Corey has always supported left-wing politics. "When I tried to join the Communist Party, they called me an anarchist."[3] He has appeared in support of Cuban children, Mumia Abu-Jamal, and the American Communist Party, which resulted in his eventual Hollywood blacklisting in the 1950s, the effects of which he says still linger on to this day. (Corey never returned to Late Night with David Letterman after his first appearance in 1982, which he claimed was a result of the blacklist still being in effect.[4]) During the 1960 election, Corey campaigned for president on Hugh Hefner's Playboy ticket.[3]

He accepted the National Book Award Fiction Citation on behalf of Thomas Pynchon for Gravity's Rainbow in 1974. He is also briefly mentioned in Chapter 22 of the Robert A. Heinlein novel Friday, but as "the World's Greatest Authority."

Irwin Corey resides in the Murray Hill neighborhood of New York City.

In 1938, Corey was back in New York, where he got a job writing and performing in Pins and Needles, a musical comedy revue about a union organizer in the garment trade in New York. He was fired from this job (he has said) for his union organizing activities, the irony of which was not lost on him. Five years later, he was working on another revue, New Faces of 1943 and appearing at the Village Vanguard, doing his stand-up comedy routine. He was drafted during World War II, but was discharged after six months, after (according to Corey) convincing an Army psychiatrist that he was a homosexual.
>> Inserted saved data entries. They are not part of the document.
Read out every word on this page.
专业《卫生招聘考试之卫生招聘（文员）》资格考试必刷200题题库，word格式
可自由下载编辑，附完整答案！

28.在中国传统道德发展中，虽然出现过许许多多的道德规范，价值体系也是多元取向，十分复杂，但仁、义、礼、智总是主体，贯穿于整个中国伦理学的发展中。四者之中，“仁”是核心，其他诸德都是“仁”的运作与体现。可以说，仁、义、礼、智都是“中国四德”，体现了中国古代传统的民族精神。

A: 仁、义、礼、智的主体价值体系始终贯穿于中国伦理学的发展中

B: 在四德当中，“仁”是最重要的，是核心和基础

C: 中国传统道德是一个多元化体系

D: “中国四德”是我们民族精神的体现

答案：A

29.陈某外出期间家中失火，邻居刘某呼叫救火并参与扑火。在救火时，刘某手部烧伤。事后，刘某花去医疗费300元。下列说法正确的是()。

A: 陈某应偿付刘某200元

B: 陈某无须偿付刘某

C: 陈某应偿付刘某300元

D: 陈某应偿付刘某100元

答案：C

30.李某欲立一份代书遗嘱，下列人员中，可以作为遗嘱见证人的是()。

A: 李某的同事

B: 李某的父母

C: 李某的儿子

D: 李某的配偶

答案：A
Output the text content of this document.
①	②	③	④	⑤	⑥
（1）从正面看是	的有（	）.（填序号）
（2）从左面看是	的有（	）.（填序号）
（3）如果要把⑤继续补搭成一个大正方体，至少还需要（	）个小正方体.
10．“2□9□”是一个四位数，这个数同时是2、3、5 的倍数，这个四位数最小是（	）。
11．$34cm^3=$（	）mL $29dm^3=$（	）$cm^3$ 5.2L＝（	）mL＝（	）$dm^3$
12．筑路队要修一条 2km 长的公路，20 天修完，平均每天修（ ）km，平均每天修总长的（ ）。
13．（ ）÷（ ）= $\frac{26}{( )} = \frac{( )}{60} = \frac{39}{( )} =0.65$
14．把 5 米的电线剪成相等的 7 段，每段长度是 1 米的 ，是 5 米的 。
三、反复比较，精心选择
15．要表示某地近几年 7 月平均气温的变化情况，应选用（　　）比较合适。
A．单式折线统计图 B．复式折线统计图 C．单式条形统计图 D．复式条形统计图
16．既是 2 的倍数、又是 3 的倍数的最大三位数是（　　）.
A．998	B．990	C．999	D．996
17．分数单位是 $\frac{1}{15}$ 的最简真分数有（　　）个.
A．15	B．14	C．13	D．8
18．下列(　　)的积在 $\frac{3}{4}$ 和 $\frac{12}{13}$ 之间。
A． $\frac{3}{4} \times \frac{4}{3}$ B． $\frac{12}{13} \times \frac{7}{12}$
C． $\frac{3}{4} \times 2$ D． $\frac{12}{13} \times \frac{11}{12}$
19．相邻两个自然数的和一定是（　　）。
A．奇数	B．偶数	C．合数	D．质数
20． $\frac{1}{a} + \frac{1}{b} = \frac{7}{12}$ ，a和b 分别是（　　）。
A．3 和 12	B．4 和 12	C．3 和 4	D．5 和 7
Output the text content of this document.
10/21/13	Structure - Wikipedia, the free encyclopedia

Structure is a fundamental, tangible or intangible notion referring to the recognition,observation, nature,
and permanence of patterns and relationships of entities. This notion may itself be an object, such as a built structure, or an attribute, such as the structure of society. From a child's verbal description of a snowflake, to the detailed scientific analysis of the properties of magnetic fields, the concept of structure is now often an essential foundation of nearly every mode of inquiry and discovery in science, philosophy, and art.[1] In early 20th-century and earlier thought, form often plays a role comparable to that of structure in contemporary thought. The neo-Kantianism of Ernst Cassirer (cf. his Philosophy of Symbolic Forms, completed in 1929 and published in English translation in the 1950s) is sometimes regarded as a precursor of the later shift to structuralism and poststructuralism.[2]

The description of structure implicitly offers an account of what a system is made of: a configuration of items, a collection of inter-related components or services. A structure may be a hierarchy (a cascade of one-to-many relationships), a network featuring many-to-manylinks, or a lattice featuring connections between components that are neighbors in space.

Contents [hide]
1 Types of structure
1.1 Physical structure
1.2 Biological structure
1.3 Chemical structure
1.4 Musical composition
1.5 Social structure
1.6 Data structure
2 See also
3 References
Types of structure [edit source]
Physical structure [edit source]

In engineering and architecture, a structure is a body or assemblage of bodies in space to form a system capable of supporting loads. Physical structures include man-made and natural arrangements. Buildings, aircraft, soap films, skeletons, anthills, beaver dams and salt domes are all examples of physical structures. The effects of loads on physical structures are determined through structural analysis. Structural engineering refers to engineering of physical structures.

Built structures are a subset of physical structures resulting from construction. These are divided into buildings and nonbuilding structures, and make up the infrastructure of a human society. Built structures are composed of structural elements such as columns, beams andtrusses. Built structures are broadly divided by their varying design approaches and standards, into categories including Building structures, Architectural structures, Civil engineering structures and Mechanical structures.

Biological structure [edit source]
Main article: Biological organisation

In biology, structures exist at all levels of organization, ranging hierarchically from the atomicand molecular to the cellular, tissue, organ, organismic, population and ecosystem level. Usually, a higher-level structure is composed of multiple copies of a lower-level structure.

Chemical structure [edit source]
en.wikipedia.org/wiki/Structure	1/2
From the late 1940s he cultivated his "Professor" character. Dressed in seedy formal wear and sneakers, with his bushy hair sprouting in all directions, Corey would amble on stage in a preoccupied manner, then begin his monologue with "However ..." He created a new style of doublespeak comedy; instead of making up nonsense words like "krelman" and "trilloweg," like double-talker Al Kelly, the Professor would season his speech with many long and florid, but authentic, words. The professor would then launch into nonsensical observations about anything under the sun, but seldom actually making sense. Changing topics suddenly, he would wander around the stage, pontificating all the while. His very quick wit allowed him to hold his own against the most stubborn straight man, heckler or interviewer.

One notable fan of Corey's comedy was Ayn Rand,[5] and influential theatre critic Kenneth Tynan once wrote of the Professor in The New Yorker, "Corey is a cultural clown, a parody of literacy, a travesty of all that our civilization holds dear, and one of the funniest grotesques in America. He is Chaplin's tramp with a college education".[6]

In 1951, Corey appeared as Abou Ben Atom the Genie in the cult classic flop Broadway musical Flahooley along with Yma Sumac, the Bil and Cora Baird Marionettes and Barbara Cook (in her Broadway debut). Corey's performance of "Springtime Cometh" can be heard on the show's original cast album.